New Delhi: The Comptroller and Auditor General (CAG) has indicted 25 unaided private schools here for accounting malpractices including faking the loss.

"The schools did not follow the the accounting standards while preparing their final accounts. There was no prescribed accounting format," the CAG said in its 64-page report submitted to Delhi High Court today.

The report, relating to financial year of 2006 to 2009 was filed in pursuance of an order of the High Court on a petition of a parents association challenging the city government's decision to allow the schools to hike the tuition and the development fees.

The findings of the CAG, which would come up for hearing tomorrow, said "there was no evidence of scrutiny of annual accounts and other returns to ascertain that the receipts and expenditures of the schools were in consonance with the projected budget estimates of the schools and any fee hike was not unreasonable.

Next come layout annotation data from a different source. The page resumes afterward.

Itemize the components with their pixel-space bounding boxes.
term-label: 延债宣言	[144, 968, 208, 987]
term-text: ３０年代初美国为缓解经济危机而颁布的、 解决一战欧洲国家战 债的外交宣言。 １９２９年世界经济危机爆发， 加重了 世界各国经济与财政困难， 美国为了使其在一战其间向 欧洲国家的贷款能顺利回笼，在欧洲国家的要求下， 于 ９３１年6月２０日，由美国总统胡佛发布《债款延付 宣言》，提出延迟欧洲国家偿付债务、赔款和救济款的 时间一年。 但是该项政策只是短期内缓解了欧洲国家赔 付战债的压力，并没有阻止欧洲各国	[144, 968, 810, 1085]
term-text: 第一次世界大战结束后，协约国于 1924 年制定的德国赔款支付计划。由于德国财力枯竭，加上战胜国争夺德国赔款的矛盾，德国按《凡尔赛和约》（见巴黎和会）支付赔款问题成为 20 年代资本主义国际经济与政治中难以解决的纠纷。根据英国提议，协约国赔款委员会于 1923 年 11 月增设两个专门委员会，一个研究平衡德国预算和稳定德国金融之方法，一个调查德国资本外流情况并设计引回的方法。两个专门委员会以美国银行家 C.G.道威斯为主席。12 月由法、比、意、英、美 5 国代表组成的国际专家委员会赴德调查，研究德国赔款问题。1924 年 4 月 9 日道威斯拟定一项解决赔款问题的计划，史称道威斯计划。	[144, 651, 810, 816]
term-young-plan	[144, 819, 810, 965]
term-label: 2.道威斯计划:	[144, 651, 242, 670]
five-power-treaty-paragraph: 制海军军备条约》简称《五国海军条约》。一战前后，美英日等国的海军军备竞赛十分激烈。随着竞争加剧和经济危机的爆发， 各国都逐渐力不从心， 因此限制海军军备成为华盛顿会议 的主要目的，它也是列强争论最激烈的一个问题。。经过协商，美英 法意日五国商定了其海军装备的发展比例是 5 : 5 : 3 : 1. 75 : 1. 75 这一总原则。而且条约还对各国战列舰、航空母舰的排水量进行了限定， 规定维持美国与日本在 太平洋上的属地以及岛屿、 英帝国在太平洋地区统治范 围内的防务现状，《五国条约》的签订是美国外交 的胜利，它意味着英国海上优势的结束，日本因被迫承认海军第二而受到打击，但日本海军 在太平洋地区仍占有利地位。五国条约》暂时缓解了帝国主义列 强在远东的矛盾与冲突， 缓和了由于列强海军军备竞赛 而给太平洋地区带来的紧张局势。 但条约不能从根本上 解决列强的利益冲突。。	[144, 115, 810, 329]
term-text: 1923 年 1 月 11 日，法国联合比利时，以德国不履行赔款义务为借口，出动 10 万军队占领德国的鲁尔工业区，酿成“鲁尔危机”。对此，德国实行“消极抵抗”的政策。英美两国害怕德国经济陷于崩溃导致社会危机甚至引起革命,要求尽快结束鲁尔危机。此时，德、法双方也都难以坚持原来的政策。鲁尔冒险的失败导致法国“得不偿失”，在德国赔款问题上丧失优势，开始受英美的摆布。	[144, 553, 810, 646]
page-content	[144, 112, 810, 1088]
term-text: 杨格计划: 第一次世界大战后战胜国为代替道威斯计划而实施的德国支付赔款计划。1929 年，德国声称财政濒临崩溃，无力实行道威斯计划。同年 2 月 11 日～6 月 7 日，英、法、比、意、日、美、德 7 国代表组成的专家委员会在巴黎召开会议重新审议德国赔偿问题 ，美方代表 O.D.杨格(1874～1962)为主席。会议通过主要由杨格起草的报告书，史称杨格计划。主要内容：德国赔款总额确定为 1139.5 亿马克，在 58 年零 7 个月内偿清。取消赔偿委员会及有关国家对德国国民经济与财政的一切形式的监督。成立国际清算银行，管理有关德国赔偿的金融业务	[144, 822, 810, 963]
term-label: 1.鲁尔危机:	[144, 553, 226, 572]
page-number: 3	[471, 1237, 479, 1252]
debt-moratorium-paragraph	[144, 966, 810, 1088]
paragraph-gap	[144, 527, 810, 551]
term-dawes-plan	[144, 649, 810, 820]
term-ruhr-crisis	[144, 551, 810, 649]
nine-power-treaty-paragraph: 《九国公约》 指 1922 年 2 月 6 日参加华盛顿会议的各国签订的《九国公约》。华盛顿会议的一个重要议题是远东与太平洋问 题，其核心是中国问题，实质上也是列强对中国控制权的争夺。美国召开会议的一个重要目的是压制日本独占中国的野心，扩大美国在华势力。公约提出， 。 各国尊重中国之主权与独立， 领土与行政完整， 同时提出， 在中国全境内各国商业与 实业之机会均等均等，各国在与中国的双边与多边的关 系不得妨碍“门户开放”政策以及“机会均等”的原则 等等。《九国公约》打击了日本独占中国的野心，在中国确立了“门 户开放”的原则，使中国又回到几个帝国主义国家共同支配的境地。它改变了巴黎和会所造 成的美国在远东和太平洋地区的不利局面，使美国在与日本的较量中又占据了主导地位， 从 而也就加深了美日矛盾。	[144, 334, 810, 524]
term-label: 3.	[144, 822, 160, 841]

"Inspection of the schools by the DoE was inadequate. The DoE made only 10 visits in 25 schools during 2006 to 2009 against 75 envisaged in the Act... Due to weak governances by the DoE, the schools continued to enhance the fees despite having surplus funds."

The report dealt with the accounts of 25 schools, out of 1211 private schools, which were randomly selected from various parts of the national capital and they include DPS R K Puram, Modern School, Barakhamba Road, and and Amity International.

The CAG said the schools, which earned profits, used to prepare accounts showing losses by transferring the surplus funds into the next financial year.

"The total cumulative revenue surplus as on March 31, 2009, was Rs 93.79 crore and the average cumulative revenue surplus per school during 2004 to 2009 ranged from Rs 2.51 crore to Rs 4.42 crore ...Schools build up deficits when they overspend their budgets and carry forward the overspend to future years," the report said.

It suggested proper monitoring by the Department of Education of the accounts of the schools which are not only shying away from giving admissions to poor children but also not paying salaries to their staff and teachers on the lines of their counterparts in government schools.

The CAG also pointed out lapses of chartered accountants who had audited the accounts of the schools.

"Our scrutiny of audited accounts of the unaided private schools revealed that none of the auditors had qualified the audit reports in significant cases of non-compliance with the directions of the DoE and provisions of the DSE rules by the schools."

"As this amounts to professional lapse, the matter may be taken up with the Institute of Chartered Accountants of India for suitable deterrent action," the report said.

The schools had recently enhanced the fees by 15 per cent without assessing the actual requirement, it said, adding the Parents Teacher Association was not apprised of actual demand arising out of the implementation of the sixth pay commission.

They should have first considered their surplus money and then, if required, should have raised the fees.

"The five schools with the most surpluses were DPS, Summerfield school, Vasant Valley school, Modern School and ASN School and their surpluses ranged from Rs 58.67 crore to Rs 9.26 crore during 2006 to 2009," it said.

Schools did not admit students belonging to the economically weaker section (EWS) of the society to the desired extent, the CAG said, adding the process lacked transparency in dealing with the issue.

The CAG, concluding the report, suggested the DoE should monitor the efforts made by the schools to ensure admission of the children of EWS category and pro-actively recommend their admission.

"The DoE should devise a fool-proof system so that these special arrangements are not hijacked by the schools. The system should be put on the DoE's website for adequate publicity," it said.

It also suggested simplification of rules to ensure better compliance.